— Я всегда осторожна. — Подавив неожиданный приступ кашля, я улыбнулась ему от двери. — Увидимся по ту сторону.
Лас-Вегас, мой Вегас, имеет два лица. Есть неистовое карнавальное лицо «Полосы», гибкое, кричащее и яркое, принимающее сорок миллионов туристов в год и старающееся осуществить мечты каждого из них… за определенную цену. Но есть лицо маленького города в пустыне, пыльное, в морщинах старости, безыскусное, без всяких претензий и без потребности в них… лицо города, в котором я выросла. Одно — сплошной блеск, второе — нагота, но я вижу оба лица, светлое и темное, как одну большую чистую грифельную доску, словно голубую полоску неба, изогнувшуюся над долиной. Вы сами можете написать свою судьбу на этой безжалостной доске, и мне это нравится в моем городе. Я понимаю также, почему сюда приезжают другие, чтобы развлечься среди блеска и позолоты, шума и огней, разговоров, криков, пения и смеха, дыма и выпивки… и забыть обо всем, кроме кричащих стен казино.
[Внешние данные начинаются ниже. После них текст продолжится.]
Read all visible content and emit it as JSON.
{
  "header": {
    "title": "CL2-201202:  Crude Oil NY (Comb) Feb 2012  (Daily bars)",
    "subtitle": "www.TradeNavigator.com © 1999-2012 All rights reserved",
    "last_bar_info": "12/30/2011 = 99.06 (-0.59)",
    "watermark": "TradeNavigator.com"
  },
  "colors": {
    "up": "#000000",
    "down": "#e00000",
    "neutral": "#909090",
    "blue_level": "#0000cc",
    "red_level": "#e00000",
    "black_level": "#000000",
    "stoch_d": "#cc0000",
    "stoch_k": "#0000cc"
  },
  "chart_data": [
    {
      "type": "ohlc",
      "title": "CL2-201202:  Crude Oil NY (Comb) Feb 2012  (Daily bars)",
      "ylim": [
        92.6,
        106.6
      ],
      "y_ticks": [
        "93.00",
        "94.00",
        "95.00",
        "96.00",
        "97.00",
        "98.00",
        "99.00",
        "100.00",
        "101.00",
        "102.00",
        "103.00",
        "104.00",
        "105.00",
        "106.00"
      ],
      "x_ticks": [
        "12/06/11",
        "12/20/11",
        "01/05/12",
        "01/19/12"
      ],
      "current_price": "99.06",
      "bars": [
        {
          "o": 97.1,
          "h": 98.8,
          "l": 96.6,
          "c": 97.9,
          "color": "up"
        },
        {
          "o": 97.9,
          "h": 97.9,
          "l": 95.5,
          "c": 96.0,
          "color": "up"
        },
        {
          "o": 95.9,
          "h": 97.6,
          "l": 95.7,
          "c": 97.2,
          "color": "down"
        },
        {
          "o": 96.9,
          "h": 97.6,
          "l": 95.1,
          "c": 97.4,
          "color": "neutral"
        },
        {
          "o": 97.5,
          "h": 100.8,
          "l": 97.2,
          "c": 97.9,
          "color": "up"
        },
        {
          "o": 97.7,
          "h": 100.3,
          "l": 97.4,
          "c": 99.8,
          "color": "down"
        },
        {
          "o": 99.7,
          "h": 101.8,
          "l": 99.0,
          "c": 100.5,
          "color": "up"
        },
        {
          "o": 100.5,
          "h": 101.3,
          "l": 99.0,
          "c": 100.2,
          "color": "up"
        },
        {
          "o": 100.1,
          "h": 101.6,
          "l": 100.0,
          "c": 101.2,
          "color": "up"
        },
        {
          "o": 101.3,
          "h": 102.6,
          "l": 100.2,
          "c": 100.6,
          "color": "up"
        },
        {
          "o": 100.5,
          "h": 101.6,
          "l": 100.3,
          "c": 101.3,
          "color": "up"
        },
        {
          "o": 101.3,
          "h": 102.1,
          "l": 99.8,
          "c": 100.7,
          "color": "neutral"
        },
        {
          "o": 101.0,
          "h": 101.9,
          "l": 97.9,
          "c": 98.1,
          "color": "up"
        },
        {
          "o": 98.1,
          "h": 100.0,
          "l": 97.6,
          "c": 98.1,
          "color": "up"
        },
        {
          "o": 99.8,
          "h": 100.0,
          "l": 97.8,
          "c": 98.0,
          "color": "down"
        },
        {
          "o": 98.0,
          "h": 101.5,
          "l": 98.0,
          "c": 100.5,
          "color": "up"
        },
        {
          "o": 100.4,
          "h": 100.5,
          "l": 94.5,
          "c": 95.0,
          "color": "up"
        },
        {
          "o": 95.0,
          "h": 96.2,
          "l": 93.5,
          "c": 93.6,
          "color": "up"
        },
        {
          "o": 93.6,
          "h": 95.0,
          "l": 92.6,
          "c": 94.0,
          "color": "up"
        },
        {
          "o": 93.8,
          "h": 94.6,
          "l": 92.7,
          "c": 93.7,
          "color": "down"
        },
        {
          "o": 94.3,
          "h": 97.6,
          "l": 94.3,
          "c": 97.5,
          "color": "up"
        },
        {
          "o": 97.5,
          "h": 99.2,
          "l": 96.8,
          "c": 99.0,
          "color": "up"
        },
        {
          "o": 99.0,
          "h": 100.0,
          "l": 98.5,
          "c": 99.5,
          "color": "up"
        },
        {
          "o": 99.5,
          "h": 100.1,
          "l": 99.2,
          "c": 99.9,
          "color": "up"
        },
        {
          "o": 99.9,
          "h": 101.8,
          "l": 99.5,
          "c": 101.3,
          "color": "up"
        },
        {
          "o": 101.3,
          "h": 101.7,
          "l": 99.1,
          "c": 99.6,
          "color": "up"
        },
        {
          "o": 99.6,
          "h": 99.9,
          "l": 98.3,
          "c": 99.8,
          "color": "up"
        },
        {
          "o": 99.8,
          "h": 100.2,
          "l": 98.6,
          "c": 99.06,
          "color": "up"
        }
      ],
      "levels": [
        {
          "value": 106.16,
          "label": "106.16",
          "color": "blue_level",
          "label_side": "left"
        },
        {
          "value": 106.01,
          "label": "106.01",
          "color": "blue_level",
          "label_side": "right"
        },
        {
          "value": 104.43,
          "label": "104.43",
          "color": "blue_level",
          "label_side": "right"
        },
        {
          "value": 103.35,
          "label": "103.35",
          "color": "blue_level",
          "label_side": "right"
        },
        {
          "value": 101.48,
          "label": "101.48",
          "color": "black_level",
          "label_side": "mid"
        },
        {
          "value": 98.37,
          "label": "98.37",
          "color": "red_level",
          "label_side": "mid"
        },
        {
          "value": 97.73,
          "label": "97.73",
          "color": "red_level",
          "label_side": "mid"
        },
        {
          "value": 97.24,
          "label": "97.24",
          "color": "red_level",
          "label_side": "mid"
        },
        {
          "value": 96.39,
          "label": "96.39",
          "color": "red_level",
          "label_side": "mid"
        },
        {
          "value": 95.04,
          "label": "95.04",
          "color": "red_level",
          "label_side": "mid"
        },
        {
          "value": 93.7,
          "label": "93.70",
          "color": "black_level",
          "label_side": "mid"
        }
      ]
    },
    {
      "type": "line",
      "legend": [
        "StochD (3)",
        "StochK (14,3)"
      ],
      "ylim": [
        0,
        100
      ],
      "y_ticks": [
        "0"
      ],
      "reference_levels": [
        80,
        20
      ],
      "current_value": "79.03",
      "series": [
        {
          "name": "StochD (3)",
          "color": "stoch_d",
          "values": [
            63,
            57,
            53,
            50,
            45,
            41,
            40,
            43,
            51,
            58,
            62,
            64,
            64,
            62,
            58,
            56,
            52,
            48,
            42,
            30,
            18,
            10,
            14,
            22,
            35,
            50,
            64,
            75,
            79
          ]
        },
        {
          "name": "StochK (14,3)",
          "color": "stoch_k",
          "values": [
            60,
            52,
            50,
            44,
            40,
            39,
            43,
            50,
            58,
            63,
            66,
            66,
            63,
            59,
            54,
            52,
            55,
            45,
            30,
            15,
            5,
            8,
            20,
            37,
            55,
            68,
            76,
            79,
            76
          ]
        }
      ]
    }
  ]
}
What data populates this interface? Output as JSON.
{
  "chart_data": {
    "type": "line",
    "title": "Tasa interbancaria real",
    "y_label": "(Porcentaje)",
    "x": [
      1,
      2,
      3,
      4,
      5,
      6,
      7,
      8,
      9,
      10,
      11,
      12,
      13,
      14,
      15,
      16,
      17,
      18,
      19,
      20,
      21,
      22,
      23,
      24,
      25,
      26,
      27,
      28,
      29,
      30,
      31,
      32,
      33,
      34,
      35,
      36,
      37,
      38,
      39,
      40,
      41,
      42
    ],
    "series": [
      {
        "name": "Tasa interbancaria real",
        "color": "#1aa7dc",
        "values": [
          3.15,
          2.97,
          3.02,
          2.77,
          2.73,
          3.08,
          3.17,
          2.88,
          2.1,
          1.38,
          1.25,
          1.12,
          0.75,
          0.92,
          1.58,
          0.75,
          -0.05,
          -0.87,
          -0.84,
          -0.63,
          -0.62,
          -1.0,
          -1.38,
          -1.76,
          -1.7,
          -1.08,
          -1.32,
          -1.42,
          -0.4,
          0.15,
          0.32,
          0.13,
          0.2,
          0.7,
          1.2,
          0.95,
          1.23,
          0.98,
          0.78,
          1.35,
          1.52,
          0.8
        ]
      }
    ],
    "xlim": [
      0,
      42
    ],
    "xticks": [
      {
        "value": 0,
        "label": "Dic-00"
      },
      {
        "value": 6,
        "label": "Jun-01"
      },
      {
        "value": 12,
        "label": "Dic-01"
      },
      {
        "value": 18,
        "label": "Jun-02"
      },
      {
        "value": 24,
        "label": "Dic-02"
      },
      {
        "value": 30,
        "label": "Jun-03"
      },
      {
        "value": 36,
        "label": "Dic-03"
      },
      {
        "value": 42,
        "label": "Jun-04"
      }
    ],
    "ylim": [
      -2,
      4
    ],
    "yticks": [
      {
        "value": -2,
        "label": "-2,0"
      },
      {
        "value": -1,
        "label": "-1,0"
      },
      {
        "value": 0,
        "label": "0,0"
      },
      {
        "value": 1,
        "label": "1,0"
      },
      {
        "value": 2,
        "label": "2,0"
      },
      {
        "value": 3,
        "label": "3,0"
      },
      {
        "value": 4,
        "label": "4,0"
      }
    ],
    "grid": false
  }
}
Будучи местной жительницей, я всегда отдыхала в своем доме. Будучи одиночкой из-за обстоятельств и профессии, я делала это обычно в своей фотолаборатории. Но теперь мой дом больше не мой, а моя фотолаборатория, где я проводила часы за проявителями, закрепителями и ослабителями, как туристы за зелеными столами, превратилась в печальное воспоминание о человеке, которым я больше не могу быть. Поэтому, уйдя от Уоррена и из убежища, я решила заняться тем же, что люди в долине делают уже сто лет. Мне необходимо было создать себе новый дом. Ведь в конце концов в Вегасе все возможно, верно?
Но сначала нужно достойно попрощаться с Оливией.
— Ты уверена, что хочешь это сделать, дорогая? — Шер смотрела на меня поверх своих темных очков, и ее голубые глаза были полны заботой обо мне. Она снова вела, и поэтому я головой показала на дорогу, с трудом глотнув, хотя это не единственная причина моей напряженности.
— Я и так не приходила слишком долго.
Мы свернули на длинную подъездную дорогу к черному входу на кладбище и ехали молча, пока не оказались на стоянке. Я выглянула в окно на далеко протянувшиеся газоны; в глазах все начало расплываться, и теперь памятники на могилах не соревновались в убранстве, а цветы, принесенные живыми, не казались такими пестрыми на фоне зимнего не-ба. Я крепче сжала собственный букет и подумала, побывала ли здесь моя мать.
— Оливия?
Я вздрогнула. Шер назвала, меня по имени.
— Да. — Я помотала головой, чтобы она слегка прояснилась. — Иду.
«Я могу это сделать, — говорила я себе. — Я сделаю это. Выйду из машины вместе с лучшей подругой своей сестры, пройду по дорожке в обуви сестры и наклонюсь с цветами к могиле сестры. На которой написано мое имя».